Duduzane Zuma is a South African politician currently serving as the Deputy President of the uMkhonto weSizwe Party (MKP), South Africa's third-largest political party in terms of national representation. He does not hold a seat in Parliament. Zuma is the son of the former president of South Africa, Jacob Zuma and twin brother of Duduzile Zuma-Sambudla.

==Biography==
Zuma came to prominence between 2007 and 2009 when his father became the president of the African National Congress and later the President of South Africa, after which Zuma became the director of a number of South African businesses.

==Controversy==
In 2014, the Randburg Magistrates Court found that Zuma's negligence had led to the deaths of 30-year-old Phumzile Dube and later Jeanette Mashaba when his Porsche collided with a taxi. The National Prosecuting Authority declined to prosecute. In July 2018, his culpable homicide case was reopened after he arrived back in South Africa for a family funeral. His passport was withdrawn and he has appeared in the Randburg Magistrates Court several times since.

Zuma met further controversy when he joined the companies of his father's best foreign friends, the Gupta family.

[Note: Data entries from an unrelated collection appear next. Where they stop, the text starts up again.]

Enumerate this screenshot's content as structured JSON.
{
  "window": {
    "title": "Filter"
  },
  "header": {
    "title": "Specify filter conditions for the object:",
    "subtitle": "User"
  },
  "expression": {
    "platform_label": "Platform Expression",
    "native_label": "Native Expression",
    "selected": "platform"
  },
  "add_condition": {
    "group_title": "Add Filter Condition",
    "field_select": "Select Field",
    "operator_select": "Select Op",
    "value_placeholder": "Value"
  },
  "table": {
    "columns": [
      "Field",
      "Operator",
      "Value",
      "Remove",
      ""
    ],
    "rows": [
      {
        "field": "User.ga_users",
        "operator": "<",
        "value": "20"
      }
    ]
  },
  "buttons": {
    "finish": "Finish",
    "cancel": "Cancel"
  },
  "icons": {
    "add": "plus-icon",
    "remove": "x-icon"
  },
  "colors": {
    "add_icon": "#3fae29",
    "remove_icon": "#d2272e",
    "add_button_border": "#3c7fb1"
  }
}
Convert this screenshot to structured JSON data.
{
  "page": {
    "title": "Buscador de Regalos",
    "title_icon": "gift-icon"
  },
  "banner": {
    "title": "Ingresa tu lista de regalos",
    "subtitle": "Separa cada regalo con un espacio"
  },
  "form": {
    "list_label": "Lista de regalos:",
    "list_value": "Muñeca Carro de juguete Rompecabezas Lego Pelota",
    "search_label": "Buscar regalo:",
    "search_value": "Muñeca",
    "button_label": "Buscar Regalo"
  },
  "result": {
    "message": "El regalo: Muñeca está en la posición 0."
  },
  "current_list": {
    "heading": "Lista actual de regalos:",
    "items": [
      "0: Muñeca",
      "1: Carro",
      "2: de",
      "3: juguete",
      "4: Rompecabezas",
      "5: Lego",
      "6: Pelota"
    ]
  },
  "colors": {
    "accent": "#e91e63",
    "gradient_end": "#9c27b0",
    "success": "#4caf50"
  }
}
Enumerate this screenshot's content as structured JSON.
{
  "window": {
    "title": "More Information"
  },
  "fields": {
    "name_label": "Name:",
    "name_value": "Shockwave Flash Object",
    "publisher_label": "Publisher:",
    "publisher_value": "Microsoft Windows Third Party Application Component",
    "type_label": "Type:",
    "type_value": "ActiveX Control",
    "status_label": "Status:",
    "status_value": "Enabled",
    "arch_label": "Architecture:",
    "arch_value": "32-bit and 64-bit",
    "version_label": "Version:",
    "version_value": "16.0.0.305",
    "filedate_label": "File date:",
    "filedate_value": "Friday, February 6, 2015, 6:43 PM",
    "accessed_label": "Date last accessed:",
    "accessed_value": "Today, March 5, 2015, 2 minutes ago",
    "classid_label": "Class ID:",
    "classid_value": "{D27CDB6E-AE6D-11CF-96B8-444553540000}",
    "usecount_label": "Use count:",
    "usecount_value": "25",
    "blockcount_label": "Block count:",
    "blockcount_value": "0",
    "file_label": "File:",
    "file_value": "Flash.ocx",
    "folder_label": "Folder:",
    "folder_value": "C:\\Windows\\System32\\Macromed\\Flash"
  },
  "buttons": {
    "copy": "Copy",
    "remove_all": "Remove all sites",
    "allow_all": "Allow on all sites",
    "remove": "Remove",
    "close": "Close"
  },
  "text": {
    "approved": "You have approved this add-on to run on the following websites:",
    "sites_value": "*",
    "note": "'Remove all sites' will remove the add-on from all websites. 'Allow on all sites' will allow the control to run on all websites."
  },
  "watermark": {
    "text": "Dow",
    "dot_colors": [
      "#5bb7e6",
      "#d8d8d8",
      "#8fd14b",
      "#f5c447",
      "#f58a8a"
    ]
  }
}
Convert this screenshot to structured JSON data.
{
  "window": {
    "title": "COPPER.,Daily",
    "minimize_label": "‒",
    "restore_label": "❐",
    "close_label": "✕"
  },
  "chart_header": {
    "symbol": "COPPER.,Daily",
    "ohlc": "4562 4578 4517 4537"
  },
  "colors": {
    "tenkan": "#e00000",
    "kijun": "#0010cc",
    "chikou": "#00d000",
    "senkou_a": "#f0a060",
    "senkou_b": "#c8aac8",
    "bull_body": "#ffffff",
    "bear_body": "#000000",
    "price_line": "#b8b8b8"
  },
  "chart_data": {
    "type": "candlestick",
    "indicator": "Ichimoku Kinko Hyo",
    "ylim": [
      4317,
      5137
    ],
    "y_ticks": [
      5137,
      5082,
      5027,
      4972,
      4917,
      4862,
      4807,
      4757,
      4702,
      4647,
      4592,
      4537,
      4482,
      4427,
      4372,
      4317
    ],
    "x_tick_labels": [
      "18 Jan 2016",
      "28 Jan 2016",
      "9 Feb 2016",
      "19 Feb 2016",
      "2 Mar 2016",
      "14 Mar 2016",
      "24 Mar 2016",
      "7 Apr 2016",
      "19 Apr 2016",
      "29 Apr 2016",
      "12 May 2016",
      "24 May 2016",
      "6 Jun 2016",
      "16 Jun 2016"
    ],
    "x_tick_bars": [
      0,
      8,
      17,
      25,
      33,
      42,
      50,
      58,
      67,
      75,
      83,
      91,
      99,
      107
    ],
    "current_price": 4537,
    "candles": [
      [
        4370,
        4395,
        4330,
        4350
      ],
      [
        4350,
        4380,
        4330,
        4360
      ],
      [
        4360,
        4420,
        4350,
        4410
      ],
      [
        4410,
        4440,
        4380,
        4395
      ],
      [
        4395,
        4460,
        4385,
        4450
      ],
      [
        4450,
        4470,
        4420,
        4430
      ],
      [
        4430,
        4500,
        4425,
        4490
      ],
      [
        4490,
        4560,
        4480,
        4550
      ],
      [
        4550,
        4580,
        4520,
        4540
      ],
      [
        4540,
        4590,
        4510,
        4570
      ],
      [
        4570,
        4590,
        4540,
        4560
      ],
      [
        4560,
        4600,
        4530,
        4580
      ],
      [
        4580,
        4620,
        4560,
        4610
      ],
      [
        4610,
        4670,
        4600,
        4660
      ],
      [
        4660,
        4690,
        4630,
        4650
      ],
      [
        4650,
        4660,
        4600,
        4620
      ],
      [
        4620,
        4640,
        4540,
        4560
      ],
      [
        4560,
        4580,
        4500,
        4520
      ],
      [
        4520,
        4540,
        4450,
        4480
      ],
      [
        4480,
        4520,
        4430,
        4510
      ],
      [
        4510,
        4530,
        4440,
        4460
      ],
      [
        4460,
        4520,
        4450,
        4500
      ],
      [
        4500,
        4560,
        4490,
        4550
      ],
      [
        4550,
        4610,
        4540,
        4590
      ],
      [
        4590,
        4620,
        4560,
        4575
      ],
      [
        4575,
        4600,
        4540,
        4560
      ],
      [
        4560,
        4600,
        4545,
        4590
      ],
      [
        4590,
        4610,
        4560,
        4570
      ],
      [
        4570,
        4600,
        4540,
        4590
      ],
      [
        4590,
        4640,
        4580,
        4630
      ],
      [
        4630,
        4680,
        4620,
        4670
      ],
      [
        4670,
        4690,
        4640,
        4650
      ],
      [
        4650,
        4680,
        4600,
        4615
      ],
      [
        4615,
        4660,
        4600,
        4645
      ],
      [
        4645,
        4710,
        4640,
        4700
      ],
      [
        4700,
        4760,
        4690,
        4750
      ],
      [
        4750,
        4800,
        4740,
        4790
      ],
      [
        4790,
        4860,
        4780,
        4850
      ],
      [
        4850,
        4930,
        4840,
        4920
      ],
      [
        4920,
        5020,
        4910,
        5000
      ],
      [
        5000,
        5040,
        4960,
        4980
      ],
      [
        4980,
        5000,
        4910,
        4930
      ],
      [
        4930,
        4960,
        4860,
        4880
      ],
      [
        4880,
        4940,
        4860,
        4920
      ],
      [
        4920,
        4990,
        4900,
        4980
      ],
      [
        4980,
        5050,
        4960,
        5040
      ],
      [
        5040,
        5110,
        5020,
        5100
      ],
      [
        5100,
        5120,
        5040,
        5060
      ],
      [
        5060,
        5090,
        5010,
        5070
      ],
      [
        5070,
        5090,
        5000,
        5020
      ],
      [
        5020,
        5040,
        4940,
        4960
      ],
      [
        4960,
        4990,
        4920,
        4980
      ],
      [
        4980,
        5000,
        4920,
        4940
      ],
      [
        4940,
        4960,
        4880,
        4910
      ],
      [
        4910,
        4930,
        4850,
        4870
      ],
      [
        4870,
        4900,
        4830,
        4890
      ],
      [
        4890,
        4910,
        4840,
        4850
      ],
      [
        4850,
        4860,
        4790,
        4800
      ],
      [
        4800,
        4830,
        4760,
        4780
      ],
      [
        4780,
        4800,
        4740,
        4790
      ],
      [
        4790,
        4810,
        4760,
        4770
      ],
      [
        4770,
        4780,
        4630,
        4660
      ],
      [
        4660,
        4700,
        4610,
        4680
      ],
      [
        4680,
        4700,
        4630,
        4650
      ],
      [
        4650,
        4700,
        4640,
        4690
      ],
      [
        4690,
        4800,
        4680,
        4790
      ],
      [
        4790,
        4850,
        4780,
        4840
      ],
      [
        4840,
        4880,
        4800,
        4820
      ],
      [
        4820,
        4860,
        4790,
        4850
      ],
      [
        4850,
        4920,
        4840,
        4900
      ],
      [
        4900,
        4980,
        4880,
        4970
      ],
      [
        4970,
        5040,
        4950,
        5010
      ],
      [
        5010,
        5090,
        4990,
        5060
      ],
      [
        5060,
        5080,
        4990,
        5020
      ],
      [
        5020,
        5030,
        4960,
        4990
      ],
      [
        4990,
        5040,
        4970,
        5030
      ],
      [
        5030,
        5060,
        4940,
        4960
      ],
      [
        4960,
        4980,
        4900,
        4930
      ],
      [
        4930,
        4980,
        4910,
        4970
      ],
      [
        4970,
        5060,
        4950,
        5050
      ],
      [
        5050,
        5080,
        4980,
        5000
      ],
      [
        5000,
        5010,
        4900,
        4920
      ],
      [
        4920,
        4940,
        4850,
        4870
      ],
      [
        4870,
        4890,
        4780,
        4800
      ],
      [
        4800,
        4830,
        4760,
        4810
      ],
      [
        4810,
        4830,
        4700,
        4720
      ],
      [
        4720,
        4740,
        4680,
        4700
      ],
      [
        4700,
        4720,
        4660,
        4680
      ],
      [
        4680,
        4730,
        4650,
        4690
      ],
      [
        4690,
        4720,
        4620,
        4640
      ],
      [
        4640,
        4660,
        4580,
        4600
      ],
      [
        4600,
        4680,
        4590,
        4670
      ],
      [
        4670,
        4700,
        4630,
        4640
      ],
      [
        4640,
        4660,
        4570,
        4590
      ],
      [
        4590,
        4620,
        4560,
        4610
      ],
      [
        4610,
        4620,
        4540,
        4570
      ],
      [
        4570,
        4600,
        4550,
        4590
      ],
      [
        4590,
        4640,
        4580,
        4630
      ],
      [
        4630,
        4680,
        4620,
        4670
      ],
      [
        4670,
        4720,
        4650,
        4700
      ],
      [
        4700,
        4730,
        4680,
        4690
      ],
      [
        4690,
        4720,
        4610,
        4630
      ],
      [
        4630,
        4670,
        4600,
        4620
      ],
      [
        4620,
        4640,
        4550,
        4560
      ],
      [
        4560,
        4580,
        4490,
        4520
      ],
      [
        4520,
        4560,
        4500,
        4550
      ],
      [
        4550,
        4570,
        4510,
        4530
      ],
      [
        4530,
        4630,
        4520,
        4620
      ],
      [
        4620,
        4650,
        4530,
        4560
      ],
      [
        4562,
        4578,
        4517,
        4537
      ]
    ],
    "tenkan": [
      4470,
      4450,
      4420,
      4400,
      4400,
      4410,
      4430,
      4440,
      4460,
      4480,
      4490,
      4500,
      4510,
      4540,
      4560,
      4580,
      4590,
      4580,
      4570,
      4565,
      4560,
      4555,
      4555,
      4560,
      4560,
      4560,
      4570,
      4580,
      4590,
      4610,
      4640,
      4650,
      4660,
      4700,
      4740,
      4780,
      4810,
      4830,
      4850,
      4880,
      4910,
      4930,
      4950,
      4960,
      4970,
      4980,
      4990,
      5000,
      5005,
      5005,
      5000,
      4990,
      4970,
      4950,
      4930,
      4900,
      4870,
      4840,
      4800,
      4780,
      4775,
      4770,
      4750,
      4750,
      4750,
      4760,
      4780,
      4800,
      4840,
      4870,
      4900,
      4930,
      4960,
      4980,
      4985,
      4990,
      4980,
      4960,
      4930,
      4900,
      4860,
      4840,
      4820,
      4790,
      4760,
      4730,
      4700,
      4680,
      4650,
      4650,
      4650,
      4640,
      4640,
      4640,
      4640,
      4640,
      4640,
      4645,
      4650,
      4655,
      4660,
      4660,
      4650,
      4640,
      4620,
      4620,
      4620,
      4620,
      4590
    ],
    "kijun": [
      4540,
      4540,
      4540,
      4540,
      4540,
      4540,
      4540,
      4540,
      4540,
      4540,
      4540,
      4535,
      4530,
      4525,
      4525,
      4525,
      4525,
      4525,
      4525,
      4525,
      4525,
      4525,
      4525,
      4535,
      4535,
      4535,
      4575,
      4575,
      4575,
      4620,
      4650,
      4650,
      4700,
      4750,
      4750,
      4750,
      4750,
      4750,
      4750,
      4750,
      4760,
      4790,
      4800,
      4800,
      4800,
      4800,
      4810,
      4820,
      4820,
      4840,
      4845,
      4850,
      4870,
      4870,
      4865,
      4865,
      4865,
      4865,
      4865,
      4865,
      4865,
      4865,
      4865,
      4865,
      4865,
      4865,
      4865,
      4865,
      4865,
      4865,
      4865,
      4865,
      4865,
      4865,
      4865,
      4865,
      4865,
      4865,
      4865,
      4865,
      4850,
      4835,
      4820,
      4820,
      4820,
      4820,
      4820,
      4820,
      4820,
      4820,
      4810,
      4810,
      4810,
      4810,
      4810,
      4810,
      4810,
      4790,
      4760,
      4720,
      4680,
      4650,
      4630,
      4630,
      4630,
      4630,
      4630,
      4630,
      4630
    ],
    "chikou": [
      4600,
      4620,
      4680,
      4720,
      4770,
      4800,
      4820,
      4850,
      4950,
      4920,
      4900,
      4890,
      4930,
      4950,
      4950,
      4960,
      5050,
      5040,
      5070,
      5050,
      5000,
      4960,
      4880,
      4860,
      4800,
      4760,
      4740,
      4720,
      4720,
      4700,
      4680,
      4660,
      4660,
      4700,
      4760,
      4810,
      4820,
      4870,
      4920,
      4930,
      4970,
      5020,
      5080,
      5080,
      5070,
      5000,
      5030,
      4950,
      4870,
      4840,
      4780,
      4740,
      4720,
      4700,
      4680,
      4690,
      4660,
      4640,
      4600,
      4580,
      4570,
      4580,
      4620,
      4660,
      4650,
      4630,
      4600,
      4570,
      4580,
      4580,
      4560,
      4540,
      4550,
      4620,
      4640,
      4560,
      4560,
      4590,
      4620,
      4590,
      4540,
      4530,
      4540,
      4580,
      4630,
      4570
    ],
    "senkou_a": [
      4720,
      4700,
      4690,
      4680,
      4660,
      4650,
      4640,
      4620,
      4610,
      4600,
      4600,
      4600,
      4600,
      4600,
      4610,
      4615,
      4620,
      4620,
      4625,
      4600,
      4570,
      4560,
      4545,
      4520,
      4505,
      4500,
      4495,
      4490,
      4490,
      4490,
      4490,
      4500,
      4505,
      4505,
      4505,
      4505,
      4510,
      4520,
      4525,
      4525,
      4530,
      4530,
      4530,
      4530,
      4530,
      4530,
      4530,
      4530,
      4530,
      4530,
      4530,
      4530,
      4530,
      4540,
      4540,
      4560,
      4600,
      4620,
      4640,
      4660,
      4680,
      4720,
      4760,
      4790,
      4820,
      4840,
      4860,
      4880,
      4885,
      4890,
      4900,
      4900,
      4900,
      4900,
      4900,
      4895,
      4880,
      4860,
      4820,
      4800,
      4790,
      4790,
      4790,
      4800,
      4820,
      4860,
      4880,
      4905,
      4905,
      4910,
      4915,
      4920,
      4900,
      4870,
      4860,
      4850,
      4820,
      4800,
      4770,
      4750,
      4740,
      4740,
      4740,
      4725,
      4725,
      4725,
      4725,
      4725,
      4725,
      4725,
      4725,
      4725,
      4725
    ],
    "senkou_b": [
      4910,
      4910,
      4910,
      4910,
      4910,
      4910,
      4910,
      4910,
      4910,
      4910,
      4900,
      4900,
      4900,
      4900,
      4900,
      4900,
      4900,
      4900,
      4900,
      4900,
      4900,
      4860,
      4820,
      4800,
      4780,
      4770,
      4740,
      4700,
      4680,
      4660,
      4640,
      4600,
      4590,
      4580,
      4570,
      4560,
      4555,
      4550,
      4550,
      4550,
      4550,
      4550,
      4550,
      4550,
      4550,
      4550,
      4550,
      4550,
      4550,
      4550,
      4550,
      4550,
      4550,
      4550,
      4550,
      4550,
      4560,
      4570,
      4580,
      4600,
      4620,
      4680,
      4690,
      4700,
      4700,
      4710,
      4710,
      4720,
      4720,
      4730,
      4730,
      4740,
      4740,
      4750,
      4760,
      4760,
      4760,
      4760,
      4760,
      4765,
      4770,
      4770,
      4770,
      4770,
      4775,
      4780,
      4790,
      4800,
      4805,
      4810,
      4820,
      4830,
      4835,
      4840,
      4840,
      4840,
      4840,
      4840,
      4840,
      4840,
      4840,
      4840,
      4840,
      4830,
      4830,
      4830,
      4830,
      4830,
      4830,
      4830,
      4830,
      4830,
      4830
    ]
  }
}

Lucky Montana suggested that he was involved in the state capture of PRASA with the tender meant to be given to the Chinese; PRASA has taken legal action to recover the stolen money.

In March 2017, he accused Pravin Gordhan of putting pressure on the central bank to close all his bank accounts.

In February 2018, it was reported that Zuma was wanted in connection with the Vrede Dairy Project in the Free State, which allegedly saw politicians and businesspeople fraudulently pocketing millions from the project earmarked for emerging black farmers.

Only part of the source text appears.